Detection Methods for CVE-2026-2069
Indicators of Compromise
- Unexpected crashes or segmentation faults in applications using llama.cpp during grammar processing
- Presence of unusually large or malformed GBNF grammar files on the system
- Application logs showing errors related to llama_grammar_advance_stack or grammar parsing failures
- Core dumps or crash reports indicating stack corruption in llama.cpp components
Detection Strategies
- Monitor for applications loading llama.cpp libraries with versions prior to patch 18993
- Implement file integrity monitoring for grammar files used by LLM inference applications
- Deploy memory corruption detection tools (AddressSanitizer, Valgrind) during development and testing
- Use application-level logging to track grammar file sources and processing events
Monitoring Recommendations
- Enable crash reporting and analysis for applications utilizing llama.cpp
- Monitor system resource usage for abnormal memory patterns during LLM inference operations
- Implement input validation for any user-supplied grammar files before processing
- Deploy SentinelOne Singularity platform for real-time detection of memory corruption exploitation attempts
How to Mitigate CVE-2026-2069
Immediate Actions Required
- Update llama.cpp to the patched version by applying patch #18993
- Audit all applications and services using llama.cpp for grammar processing functionality
- Restrict local access to systems running vulnerable llama.cpp versions
- Implement input validation for grammar files to reject malformed or suspicious input
Patch Information
The vulnerability has been addressed in patch #18993 available in the llama.cpp GitHub repository. Organizations should update to the latest version of llama.cpp that includes this fix. The patch addresses the buffer boundary validation issue in the llama_grammar_advance_stack function.

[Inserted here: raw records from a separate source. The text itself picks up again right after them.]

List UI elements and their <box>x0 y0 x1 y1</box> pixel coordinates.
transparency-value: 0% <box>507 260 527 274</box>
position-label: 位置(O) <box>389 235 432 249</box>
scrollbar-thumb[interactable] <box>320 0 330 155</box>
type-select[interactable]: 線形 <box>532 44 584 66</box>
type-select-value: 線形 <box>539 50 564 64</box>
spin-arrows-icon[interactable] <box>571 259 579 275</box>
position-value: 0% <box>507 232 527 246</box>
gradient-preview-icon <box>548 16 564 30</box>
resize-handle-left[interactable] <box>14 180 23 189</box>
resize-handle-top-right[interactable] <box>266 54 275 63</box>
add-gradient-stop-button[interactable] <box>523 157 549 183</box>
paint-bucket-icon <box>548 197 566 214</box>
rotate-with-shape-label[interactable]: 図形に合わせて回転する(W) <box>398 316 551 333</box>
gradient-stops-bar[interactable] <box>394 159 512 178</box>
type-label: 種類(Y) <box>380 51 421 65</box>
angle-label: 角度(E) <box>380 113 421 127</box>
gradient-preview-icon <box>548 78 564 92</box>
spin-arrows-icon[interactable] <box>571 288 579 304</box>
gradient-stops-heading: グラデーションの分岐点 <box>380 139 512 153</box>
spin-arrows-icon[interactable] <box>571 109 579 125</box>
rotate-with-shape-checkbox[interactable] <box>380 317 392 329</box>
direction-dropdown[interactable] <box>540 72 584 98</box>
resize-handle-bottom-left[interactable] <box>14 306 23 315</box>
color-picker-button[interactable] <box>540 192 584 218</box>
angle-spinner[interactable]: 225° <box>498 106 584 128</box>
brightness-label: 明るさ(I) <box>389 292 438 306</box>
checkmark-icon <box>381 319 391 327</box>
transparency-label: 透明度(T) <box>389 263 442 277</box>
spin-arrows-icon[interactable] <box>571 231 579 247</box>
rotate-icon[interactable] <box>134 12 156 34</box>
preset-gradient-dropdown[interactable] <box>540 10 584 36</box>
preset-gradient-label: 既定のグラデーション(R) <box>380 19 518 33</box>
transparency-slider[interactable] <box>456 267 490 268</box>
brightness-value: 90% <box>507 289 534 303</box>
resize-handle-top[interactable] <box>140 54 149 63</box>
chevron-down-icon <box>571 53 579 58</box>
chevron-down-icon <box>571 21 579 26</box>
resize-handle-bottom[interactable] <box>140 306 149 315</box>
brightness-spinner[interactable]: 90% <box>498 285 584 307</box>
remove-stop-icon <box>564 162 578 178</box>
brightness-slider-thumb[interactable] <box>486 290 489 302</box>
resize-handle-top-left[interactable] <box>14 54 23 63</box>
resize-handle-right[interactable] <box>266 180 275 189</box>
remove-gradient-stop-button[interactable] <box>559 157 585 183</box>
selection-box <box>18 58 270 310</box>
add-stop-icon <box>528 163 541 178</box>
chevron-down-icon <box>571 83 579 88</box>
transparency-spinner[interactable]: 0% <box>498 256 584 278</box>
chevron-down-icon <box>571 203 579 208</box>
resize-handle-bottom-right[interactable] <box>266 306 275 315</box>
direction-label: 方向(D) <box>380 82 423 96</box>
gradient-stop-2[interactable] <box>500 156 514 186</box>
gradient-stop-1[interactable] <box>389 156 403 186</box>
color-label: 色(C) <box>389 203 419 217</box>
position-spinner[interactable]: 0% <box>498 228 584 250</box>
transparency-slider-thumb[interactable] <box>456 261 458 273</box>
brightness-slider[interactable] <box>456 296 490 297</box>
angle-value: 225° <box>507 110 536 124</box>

To apply the patch, clone the latest repository or pull the specific fix:
# Update to the latest llama.cpp version
git clone https://github.com/ggml-org/llama.cpp/
cd llama.cpp
git pull origin master
# Rebuild the project
mkdir build && cd build
cmake ..
make -j$(nproc)
Workarounds
- Disable or restrict GBNF grammar processing functionality if not required for your use case
- Implement strict input validation and sanitization for all grammar files before processing
- Run llama.cpp applications in sandboxed environments with limited privileges
- Deploy application firewalls or input filters to block potentially malicious grammar constructs
# Example: Run llama.cpp in a restricted container environment
docker run --read-only --security-opt=no-new-privileges \
--cap-drop=ALL --memory=4g --cpus=2 \
-v /safe/grammar/path:/grammar:ro \
llama-cpp-container
Disclaimer: This content was generated using AI. While we strive for accuracy, please verify critical information with official sources.